Sklaverei, Kolonialismus und die Ausbeutung von Rohstoffen hätten tiefe Spuren in Afrika und den Seelen der Menschen hinterlassen. Allein durch die direkten und indirekten Folgen des Sklavenhandels habe der Kontinent bis zu 224 Millionen Menschen verloren. Sarr zufolge wird es Jahrhunderte brauchen, um sich von dem Verlust an Arbeitskraft und Bodenschätzen zu erholen. In der westlichen Welt halte sich zwar teilweise bis heute die Vorstellung, man habe Afrika „die Zivilisation“ gebracht, dabei gerate aber oft in Vergessenheit, wie groß der Anteil eben dieser westlichen Welt an Afrikas Krise sei, mahnt er.

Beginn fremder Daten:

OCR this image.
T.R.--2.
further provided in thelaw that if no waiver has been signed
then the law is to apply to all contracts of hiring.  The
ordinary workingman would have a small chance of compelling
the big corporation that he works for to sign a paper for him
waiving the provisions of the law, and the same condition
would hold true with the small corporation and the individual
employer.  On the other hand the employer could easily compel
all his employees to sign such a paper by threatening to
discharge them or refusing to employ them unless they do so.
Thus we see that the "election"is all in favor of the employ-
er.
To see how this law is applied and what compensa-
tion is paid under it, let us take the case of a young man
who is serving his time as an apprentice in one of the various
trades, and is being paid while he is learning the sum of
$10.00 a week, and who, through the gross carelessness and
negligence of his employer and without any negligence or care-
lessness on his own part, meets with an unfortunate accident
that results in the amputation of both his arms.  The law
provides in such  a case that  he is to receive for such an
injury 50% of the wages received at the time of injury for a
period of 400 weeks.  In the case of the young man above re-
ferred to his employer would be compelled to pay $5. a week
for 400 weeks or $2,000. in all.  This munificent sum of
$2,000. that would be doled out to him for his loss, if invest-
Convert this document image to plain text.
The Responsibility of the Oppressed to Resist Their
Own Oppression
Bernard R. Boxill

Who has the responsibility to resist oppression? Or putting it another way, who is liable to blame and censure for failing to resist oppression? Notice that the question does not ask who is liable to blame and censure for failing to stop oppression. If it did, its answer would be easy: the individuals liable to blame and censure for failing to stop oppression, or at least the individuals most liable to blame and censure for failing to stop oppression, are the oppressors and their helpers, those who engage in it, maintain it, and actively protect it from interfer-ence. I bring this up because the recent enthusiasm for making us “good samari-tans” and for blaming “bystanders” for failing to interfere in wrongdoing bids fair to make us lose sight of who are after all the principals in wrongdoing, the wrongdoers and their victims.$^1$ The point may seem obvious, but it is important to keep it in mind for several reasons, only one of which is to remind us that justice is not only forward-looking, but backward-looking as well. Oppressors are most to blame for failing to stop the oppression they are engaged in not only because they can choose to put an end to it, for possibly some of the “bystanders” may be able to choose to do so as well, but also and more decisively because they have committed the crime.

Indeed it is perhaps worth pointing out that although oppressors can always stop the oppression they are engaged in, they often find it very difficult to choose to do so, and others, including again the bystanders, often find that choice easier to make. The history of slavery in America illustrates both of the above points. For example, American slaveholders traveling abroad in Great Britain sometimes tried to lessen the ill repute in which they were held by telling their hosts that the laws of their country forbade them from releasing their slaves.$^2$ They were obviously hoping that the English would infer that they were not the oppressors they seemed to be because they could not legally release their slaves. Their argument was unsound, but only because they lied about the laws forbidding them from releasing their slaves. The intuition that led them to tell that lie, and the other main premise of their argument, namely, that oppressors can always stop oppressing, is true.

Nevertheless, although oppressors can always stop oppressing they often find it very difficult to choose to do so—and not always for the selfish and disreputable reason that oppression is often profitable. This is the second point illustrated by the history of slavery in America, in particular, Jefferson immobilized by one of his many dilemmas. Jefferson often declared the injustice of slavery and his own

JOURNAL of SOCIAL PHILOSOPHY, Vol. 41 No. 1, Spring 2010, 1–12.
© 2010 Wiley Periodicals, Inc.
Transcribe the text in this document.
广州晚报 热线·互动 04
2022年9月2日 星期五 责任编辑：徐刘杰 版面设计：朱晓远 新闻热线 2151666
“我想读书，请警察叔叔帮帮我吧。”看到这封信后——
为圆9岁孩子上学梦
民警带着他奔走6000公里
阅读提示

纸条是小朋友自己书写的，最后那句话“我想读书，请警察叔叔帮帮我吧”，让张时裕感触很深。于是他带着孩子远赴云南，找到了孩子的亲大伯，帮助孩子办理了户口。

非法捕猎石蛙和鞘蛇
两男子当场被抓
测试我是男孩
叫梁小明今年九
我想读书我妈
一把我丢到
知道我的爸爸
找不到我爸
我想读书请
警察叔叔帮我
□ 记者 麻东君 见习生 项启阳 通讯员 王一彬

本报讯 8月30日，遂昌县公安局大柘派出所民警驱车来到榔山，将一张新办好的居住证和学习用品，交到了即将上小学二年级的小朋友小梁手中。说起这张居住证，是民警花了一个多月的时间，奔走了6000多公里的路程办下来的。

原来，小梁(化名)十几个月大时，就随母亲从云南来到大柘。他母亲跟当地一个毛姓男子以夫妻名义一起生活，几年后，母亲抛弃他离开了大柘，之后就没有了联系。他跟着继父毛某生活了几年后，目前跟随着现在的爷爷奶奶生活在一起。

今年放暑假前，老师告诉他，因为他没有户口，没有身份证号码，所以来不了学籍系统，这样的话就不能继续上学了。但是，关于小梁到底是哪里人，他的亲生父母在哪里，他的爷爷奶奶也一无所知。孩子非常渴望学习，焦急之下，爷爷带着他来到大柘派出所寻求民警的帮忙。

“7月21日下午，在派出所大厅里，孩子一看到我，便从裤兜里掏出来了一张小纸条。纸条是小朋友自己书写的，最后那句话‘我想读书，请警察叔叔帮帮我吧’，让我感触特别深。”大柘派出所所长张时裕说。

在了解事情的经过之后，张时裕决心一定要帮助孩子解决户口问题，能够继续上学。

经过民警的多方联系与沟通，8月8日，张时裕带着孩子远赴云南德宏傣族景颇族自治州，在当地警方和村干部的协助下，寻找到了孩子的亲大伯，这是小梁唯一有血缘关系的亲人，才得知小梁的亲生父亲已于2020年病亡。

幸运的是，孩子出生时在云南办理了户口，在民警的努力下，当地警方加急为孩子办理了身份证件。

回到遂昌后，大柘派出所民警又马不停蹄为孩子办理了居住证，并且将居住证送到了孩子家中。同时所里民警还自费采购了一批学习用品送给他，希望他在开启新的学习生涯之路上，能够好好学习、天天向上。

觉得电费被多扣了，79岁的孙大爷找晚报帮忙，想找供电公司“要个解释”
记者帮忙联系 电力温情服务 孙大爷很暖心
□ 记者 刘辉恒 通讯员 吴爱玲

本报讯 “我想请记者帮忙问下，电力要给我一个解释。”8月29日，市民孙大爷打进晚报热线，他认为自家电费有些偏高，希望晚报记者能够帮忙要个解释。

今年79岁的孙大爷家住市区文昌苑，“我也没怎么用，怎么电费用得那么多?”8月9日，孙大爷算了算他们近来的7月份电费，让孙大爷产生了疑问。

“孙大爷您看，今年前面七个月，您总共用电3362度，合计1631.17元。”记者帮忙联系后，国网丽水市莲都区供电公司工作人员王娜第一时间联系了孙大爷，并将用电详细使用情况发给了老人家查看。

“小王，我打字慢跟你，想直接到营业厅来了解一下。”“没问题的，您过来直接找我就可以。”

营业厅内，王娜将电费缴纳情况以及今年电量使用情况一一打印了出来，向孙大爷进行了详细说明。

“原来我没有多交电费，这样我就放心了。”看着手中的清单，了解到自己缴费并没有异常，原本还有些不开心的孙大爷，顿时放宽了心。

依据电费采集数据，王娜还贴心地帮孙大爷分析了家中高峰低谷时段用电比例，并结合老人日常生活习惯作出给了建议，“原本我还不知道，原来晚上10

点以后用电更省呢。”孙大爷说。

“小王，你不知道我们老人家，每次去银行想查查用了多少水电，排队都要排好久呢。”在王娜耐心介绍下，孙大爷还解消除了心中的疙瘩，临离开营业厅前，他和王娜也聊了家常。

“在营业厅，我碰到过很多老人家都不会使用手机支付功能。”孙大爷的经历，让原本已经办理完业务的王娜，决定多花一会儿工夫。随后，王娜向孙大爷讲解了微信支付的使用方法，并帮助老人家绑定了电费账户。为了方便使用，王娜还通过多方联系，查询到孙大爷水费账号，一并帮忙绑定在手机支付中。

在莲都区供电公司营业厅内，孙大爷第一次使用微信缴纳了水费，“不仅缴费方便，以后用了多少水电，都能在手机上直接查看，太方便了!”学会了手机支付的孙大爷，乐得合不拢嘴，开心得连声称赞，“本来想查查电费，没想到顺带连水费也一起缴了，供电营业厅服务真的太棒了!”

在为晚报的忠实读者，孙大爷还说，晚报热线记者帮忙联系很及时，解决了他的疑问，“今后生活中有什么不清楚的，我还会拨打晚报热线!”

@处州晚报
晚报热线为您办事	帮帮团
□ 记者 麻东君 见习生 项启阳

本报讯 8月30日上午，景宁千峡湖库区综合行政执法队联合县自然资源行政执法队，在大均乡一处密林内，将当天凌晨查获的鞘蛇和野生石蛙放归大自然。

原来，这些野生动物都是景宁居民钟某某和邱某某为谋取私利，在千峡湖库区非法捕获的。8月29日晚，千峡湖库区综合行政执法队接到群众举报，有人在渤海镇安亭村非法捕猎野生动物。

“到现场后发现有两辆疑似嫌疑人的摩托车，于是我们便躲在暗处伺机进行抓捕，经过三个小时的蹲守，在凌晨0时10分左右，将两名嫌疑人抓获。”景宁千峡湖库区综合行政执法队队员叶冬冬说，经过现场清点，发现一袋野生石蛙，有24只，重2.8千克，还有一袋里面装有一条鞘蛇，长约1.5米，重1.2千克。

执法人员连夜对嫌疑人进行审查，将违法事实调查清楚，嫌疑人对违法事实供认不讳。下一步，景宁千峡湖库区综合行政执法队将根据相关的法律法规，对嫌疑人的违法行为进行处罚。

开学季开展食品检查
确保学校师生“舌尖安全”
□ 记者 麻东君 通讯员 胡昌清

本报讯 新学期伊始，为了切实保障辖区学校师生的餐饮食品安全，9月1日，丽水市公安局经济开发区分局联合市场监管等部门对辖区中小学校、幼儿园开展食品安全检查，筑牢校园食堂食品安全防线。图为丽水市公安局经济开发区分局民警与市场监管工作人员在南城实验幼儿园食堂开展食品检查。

Darüber hinaus sei das westliche Wirtschaftsmodell konträr zur afrikanischen Kultur und zur Tradition informellen Wirtschaftens, das mehr Familien in Afrika ernähre als formelle Arbeit. Westliche Messinstrumente erfassten diesen großen informellen Sektor nicht. Es gebe daher eine große Kluft zwischen dem, was internationale Indikatoren über den Kontinent aussagen, und dem, was die Menschen in der Realität erleben.

Zudem hätten die Industrienationen angesichts der Krise ihrer Demokratien, der wachsenden sozialen Ungerechtigkeit und des von ihnen verursachten Klimawandels in den vergangenen Jahren dramatisch an Autorität verloren. Das auf Wachstum ausgelegte westliche Wirtschaftssystem mit seiner rücksichtslosen Ausbeutung habe sich als ruinös erwiesen und sei keineswegs nachahmungswürdig.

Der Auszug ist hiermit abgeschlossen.